Martin Frances M, Kamat Ashish M
Department of Urology, The University of Texas MD Anderson Cancer Center, Houston, TX 77030, USA.
Expert Rev Anticancer Ther. 2009 Jun;9(6):815-20. doi: 10.1586/era.09.35.
Intravesical administration of bacillus Calmette-Guérin (BCG) following resection of non-muscle-invasive bladder tumor is the current 'gold standard'. However, up to 40% of patients will fail therapy within the first year and response rates to salvage intravesical therapy after appropriate trial of BCG (i.e., after induction and one maintenance course) average 15-20% at 1 year. Radical cystectomy remains the only treatment with proven long-term benefit after BCG failure. Nonetheless, with appropriate selection, certain patients who 'fail' BCG (but have other favorable risk factors, e.g., a long interval between BCG and recurrence) can be managed with intravesical regimens including repeated BCG, BCG plus cytokines and/or intravesical chemotherapy. In this review, optimal risk stratification, appropriate definitions and management of BCG failures are discussed.

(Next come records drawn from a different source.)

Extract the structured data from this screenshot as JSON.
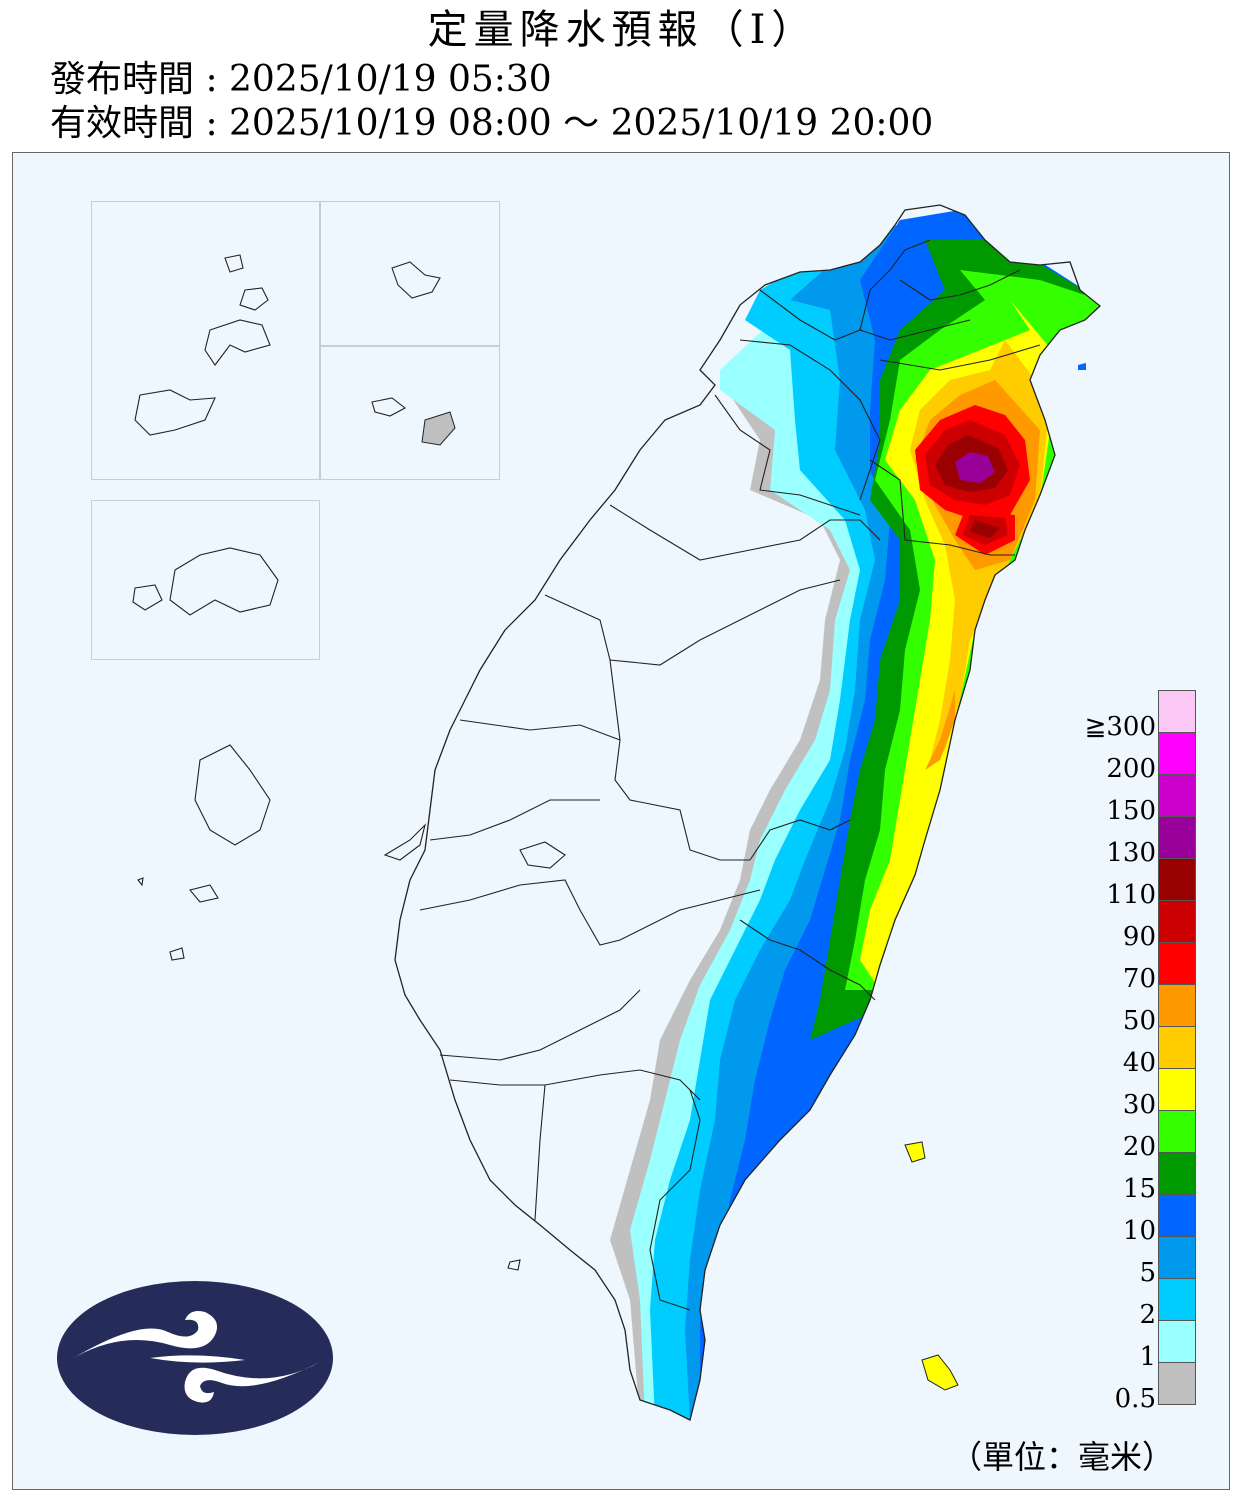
{
  "header": {
    "title": "定量降水預報（Ⅰ）",
    "issue_label": "發布時間 : ",
    "issue_time": "2025/10/19 05:30",
    "valid_label": "有效時間 : ",
    "valid_time": "2025/10/19 08:00 ～ 2025/10/19 20:00"
  },
  "legend": {
    "unit": "（單位：毫米）",
    "levels": [
      {
        "label": "≧300",
        "color": "#fbc8f5"
      },
      {
        "label": "200",
        "color": "#ff00ff"
      },
      {
        "label": "150",
        "color": "#cc00cc"
      },
      {
        "label": "130",
        "color": "#990099"
      },
      {
        "label": "110",
        "color": "#990000"
      },
      {
        "label": "90",
        "color": "#cc0000"
      },
      {
        "label": "70",
        "color": "#ff0000"
      },
      {
        "label": "50",
        "color": "#ff9900"
      },
      {
        "label": "40",
        "color": "#ffcc00"
      },
      {
        "label": "30",
        "color": "#ffff00"
      },
      {
        "label": "20",
        "color": "#33ff00"
      },
      {
        "label": "15",
        "color": "#009900"
      },
      {
        "label": "10",
        "color": "#0066ff"
      },
      {
        "label": "5",
        "color": "#0099ee"
      },
      {
        "label": "2",
        "color": "#00ccff"
      },
      {
        "label": "1",
        "color": "#99ffff"
      },
      {
        "label": "0.5",
        "color": "#c0c0c0"
      }
    ]
  }
}
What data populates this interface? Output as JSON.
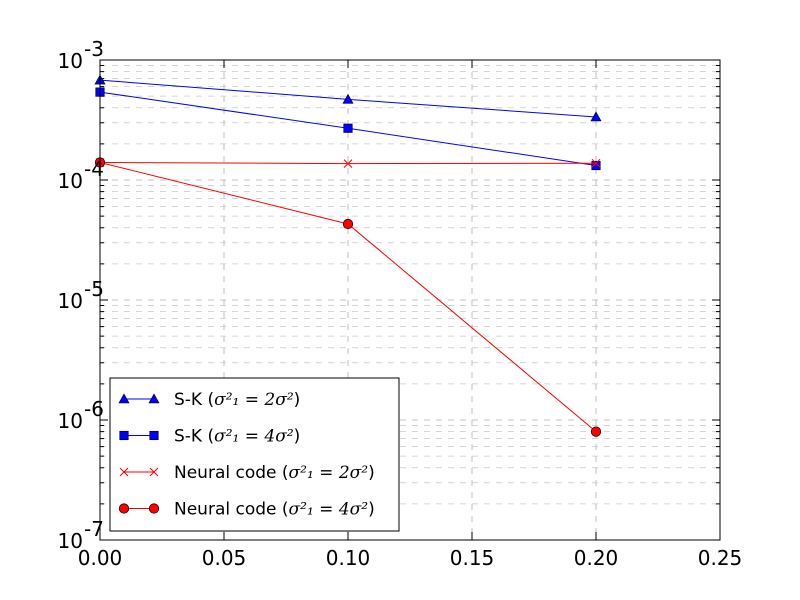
{
  "chart_data": {
    "type": "line",
    "title": "",
    "xlabel": "",
    "ylabel": "",
    "xscale": "linear",
    "yscale": "log",
    "xlim": [
      0.0,
      0.25
    ],
    "ylim": [
      1e-07,
      0.001
    ],
    "grid": true,
    "x_ticks": [
      0.0,
      0.05,
      0.1,
      0.15,
      0.2,
      0.25
    ],
    "x_tick_labels": [
      "0.00",
      "0.05",
      "0.10",
      "0.15",
      "0.20",
      "0.25"
    ],
    "y_ticks": [
      1e-07,
      1e-06,
      1e-05,
      0.0001,
      0.001
    ],
    "y_tick_labels": [
      {
        "base": "10",
        "exp": "-7"
      },
      {
        "base": "10",
        "exp": "-6"
      },
      {
        "base": "10",
        "exp": "-5"
      },
      {
        "base": "10",
        "exp": "-4"
      },
      {
        "base": "10",
        "exp": "-3"
      }
    ],
    "x": [
      0.0,
      0.1,
      0.2
    ],
    "legend_position": "lower-left",
    "series": [
      {
        "name": "S-K (σ1² = 2σ²)",
        "label_prefix": "S-K (",
        "label_math": "σ²₁ = 2σ²",
        "label_suffix": ")",
        "color": "#0000ff",
        "marker": "triangle",
        "values": [
          0.00068,
          0.00047,
          0.000335
        ]
      },
      {
        "name": "S-K (σ1² = 4σ²)",
        "label_prefix": "S-K (",
        "label_math": "σ²₁ = 4σ²",
        "label_suffix": ")",
        "color": "#0000ff",
        "marker": "square",
        "values": [
          0.00054,
          0.00027,
          0.000132
        ]
      },
      {
        "name": "Neural code (σ1² = 2σ²)",
        "label_prefix": "Neural code (",
        "label_math": "σ²₁ = 2σ²",
        "label_suffix": ")",
        "color": "#ff0000",
        "marker": "x",
        "values": [
          0.00014,
          0.000137,
          0.000138
        ]
      },
      {
        "name": "Neural code (σ1² = 4σ²)",
        "label_prefix": "Neural code (",
        "label_math": "σ²₁ = 4σ²",
        "label_suffix": ")",
        "color": "#ff0000",
        "marker": "circle",
        "values": [
          0.00014,
          4.3e-05,
          8e-07
        ]
      }
    ]
  }
}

非肌层浸润性膀胱肿瘤切除术后膀胱内灌注卡介苗(BCG)是目前的“金标准”。然而,高达40%的患者在第一年治疗就会失败,在适当的卡介苗试验(即诱导和一个维持疗程)后,挽救性膀胱内治疗的1年有效率平均为15%-20%。根治性膀胱切除术仍然是卡介苗治疗失败后唯一经证实有长期益处的治疗方法。尽管如此,经过适当选择,某些“卡介苗治疗失败”(但有其他有利风险因素,如卡介苗治疗与复发间隔时间长)的患者可以采用包括重复卡介苗、卡介苗加细胞因子和/或膀胱内化疗在内的膀胱内治疗方案。在这篇综述中,讨论了卡介苗治疗失败的最佳风险分层、适当定义和管理。